I got a minor in Economics in college. I found the study of price theory especially fascinating. Yeah, I was a wild and crazy guy in college, right? I didn’t do much with that knowledge otherwise. I’ve got fifteen hours of classes under my belt, whatever that’s worth. Today I’m merely an armchair economist.
Yet from time to time something around me triggers flashbacks to my price theory days. It happened recently when I started seeing all this “Fair Trade” stuff everywhere. Coffee, tea, chocolate, trinkets… anything! My first inclination was to think about the coffee that isn’t labeled as fair trade. Does that make a normal cup of coffee “unfair” trade? Hardly. Two parties agreed to engage in a transaction. A farmer traded coffee beans to a coffee broker for cash. Both sides engaged in the transaction on there own and both received something of value in return. Were that not to be the case, I’d argue the transaction wouldn’t have taken place at all.

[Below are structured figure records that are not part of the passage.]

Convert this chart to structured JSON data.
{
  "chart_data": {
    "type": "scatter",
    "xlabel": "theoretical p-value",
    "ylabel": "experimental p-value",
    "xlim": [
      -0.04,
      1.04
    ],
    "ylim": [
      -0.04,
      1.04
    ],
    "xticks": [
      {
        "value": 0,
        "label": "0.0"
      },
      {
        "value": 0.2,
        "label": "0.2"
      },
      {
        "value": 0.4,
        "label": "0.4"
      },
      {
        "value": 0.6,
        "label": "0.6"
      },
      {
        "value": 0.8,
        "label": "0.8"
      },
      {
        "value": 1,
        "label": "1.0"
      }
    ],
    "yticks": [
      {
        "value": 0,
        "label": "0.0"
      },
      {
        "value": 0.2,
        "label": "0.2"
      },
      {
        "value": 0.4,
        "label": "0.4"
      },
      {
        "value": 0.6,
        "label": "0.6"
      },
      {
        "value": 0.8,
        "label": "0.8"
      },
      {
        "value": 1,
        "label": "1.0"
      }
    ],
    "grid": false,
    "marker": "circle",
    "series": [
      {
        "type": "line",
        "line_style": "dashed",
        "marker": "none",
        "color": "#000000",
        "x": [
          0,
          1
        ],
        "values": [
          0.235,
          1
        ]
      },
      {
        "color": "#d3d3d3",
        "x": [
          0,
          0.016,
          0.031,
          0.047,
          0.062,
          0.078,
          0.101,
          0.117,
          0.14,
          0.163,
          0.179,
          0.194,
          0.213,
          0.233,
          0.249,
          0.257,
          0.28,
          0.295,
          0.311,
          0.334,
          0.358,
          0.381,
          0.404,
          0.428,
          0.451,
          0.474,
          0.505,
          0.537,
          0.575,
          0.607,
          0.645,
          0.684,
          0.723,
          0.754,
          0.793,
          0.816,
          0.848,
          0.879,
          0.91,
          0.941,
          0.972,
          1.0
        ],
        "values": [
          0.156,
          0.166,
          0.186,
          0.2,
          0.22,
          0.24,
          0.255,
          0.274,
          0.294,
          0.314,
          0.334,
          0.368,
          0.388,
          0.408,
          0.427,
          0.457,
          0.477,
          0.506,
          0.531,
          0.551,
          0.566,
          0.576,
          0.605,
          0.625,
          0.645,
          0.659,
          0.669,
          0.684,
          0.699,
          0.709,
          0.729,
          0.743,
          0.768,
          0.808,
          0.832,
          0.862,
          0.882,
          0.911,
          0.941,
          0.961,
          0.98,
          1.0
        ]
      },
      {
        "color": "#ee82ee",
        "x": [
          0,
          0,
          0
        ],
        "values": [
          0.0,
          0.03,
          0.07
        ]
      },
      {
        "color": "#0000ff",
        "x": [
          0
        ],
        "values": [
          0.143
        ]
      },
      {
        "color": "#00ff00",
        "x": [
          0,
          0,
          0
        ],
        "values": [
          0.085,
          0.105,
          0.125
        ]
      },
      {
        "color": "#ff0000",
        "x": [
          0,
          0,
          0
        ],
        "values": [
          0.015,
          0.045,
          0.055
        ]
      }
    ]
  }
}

Thus it is, by my definition, a fair trade.
But this isn’t “fair” in the eyes of many well-meaning folks today. You see, a cup of premium coffee costs a pretty penny these days. Yet the farmers growing the stuff account for mere pennies of the final price. That’s gotta be unfair, right?
Not really. Coffee is grown all over the world. There is a lot of the stuff. But that doesn’t matter. Welcome to the Fair Trade movement. We all know the idea… those of us in the affluent burbs pay a little more for coffee with the hopes that some of the money goes towards paying the farmers a little extra. It is a pleasant thought. Who doesn’t want to help someone in the developing world, right? It is well meaning, kind, generous… and downright harmful in the long run.
Remember back to that Econ 101 class from college? You know, the one you slept through. I was the nerdy kid staying after class to talk to the professor. Anyway, you remember supply and demand, right? Sure, easy stuff. Remember price floors and ceilings? The Fair Trade movement seeks to create an artificial price floor on products. They try to influence a market by bringing the price up to a point higher than normal. What will result is farmers attempting to produce more. This will eventually result in an oversupply of coffee. Farmers will ultimately have to dump product on the market or let it rot. This will hurt all farmers, particularly those not participating in the fair trade movement.
So is the fair trade movement a noble idea? Sure. Perhaps it will make you feel better drinking the coffee. But in the long run, fair trade initiatives can create oversupply and hurt farmers. It is a lesson in Econ 101… don’t meddle in markets! Hope you enjoy the coffee.